Say’hu was born in Atlanta, GA on September 4, 1992 to Gambian immigrant parents. Although he was born in the States, the majority of his early childhood and adolescent days were spent on the smiling coast of Africa. His childhood revolved around a love for soccer and music. Upon graduating from high school, he moved back to the U.S. to further his studies. In the summer of 2010, Say’hu attended Central Piedmont Community College, where he obtained an Associate’s degree. He later went on to transfer to the University of North Carolina where he earned his Bachelor’s degree in Communications.
His music stresses many issues including: capitalism, poverty, war and is often loaded with witty metaphors and heart felt messages with which everyone can relate. With his musical roots being in Hip Hop, and most important source of inspiration, he cites artist such as 2-pac, Jay-Z, J. Cole, K’naan & Fugees as key influences in his own pursuit of musical recognition.

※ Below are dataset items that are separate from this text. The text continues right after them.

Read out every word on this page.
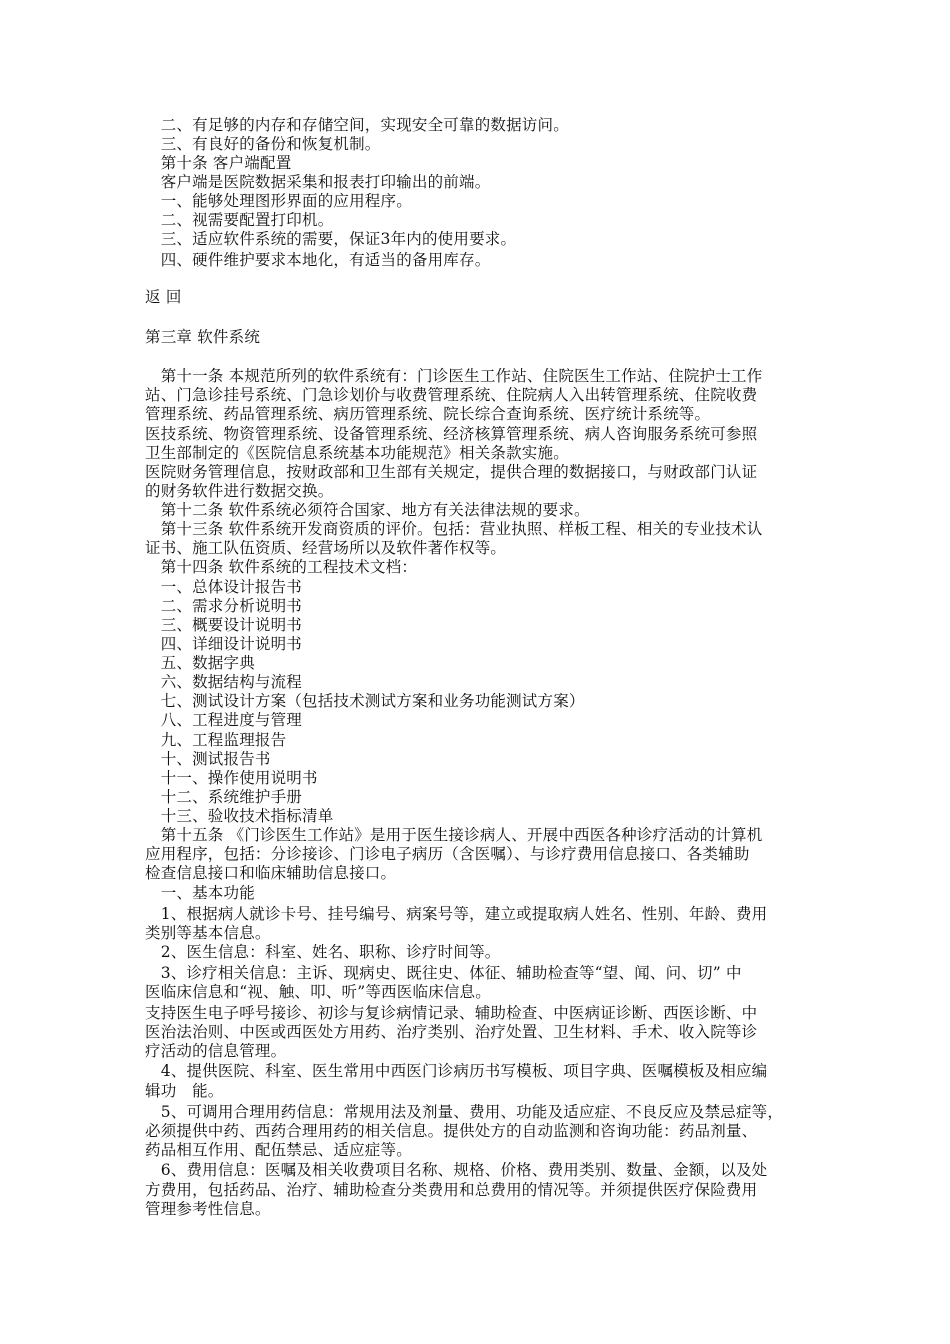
　二、有足够的内存和存储空间，实现安全可靠的数据访问。
　三、有良好的备份和恢复机制。
　第十条 客户端配置
　客户端是医院数据采集和报表打印输出的前端。
　一、能够处理图形界面的应用程序。
　二、视需要配置打印机。
　三、适应软件系统的需要，保证3年内的使用要求。
　四、硬件维护要求本地化，有适当的备用库存。
返 回
第三章 软件系统
　第十一条 本规范所列的软件系统有：门诊医生工作站、住院医生工作站、住院护士工作
站、门急诊挂号系统、门急诊划价与收费管理系统、住院病人入出转管理系统、住院收费
管理系统、药品管理系统、病历管理系统、院长综合查询系统、医疗统计系统等。
医技系统、物资管理系统、设备管理系统、经济核算管理系统、病人咨询服务系统可参照
卫生部制定的《医院信息系统基本功能规范》相关条款实施。
医院财务管理信息，按财政部和卫生部有关规定，提供合理的数据接口，与财政部门认证
的财务软件进行数据交换。
　第十二条 软件系统必须符合国家、地方有关法律法规的要求。
　第十三条 软件系统开发商资质的评价。包括：营业执照、样板工程、相关的专业技术认
证书、施工队伍资质、经营场所以及软件著作权等。
　第十四条 软件系统的工程技术文档：
　一、总体设计报告书
　二、需求分析说明书
　三、概要设计说明书
　四、详细设计说明书
　五、数据字典
　六、数据结构与流程
　七、测试设计方案（包括技术测试方案和业务功能测试方案）
　八、工程进度与管理
　九、工程监理报告
　十、测试报告书
　十一、操作使用说明书
　十二、系统维护手册
　十三、验收技术指标清单
　第十五条 《门诊医生工作站》是用于医生接诊病人、开展中西医各种诊疗活动的计算机
应用程序，包括：分诊接诊、门诊电子病历（含医嘱）、与诊疗费用信息接口、各类辅助
检查信息接口和临床辅助信息接口。
　一、基本功能
　1、根据病人就诊卡号、挂号编号、病案号等，建立或提取病人姓名、性别、年龄、费用
类别等基本信息。
　2、医生信息：科室、姓名、职称、诊疗时间等。
　3、诊疗相关信息：主诉、现病史、既往史、体征、辅助检查等“望、闻、问、切” 中
医临床信息和“视、触、叩、听”等西医临床信息。
支持医生电子呼号接诊、初诊与复诊病情记录、辅助检查、中医病证诊断、西医诊断、中
医治法治则、中医或西医处方用药、治疗类别、治疗处置、卫生材料、手术、收入院等诊
疗活动的信息管理。
　4、提供医院、科室、医生常用中西医门诊病历书写模板、项目字典、医嘱模板及相应编
辑功　能。
　5、可调用合理用药信息：常规用法及剂量、费用、功能及适应症、不良反应及禁忌症等，
必须提供中药、西药合理用药的相关信息。提供处方的自动监测和咨询功能：药品剂量、
药品相互作用、配伍禁忌、适应症等。
　6、费用信息：医嘱及相关收费项目名称、规格、价格、费用类别、数量、金额，以及处
方费用，包括药品、治疗、辅助检查分类费用和总费用的情况等。并须提供医疗保险费用
管理参考性信息。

Say'hu is gearing up for future recordings and gaining experience by performing gigs and building his resume as an artist. From packed college auditoriums to local venues, he also opened for Oakland's own G-Eazy. With the pragmatic detachment of today’s DIY, socially mediated industry, his undeniable gift as a musician promises a long and successful future.
"I am grateful for the universal nature of music," he once said. “It is made everywhere, by anyone, in as many ways as the human heart can feel. As I see it, if it touches the heart, it's good music. That's what I want to make."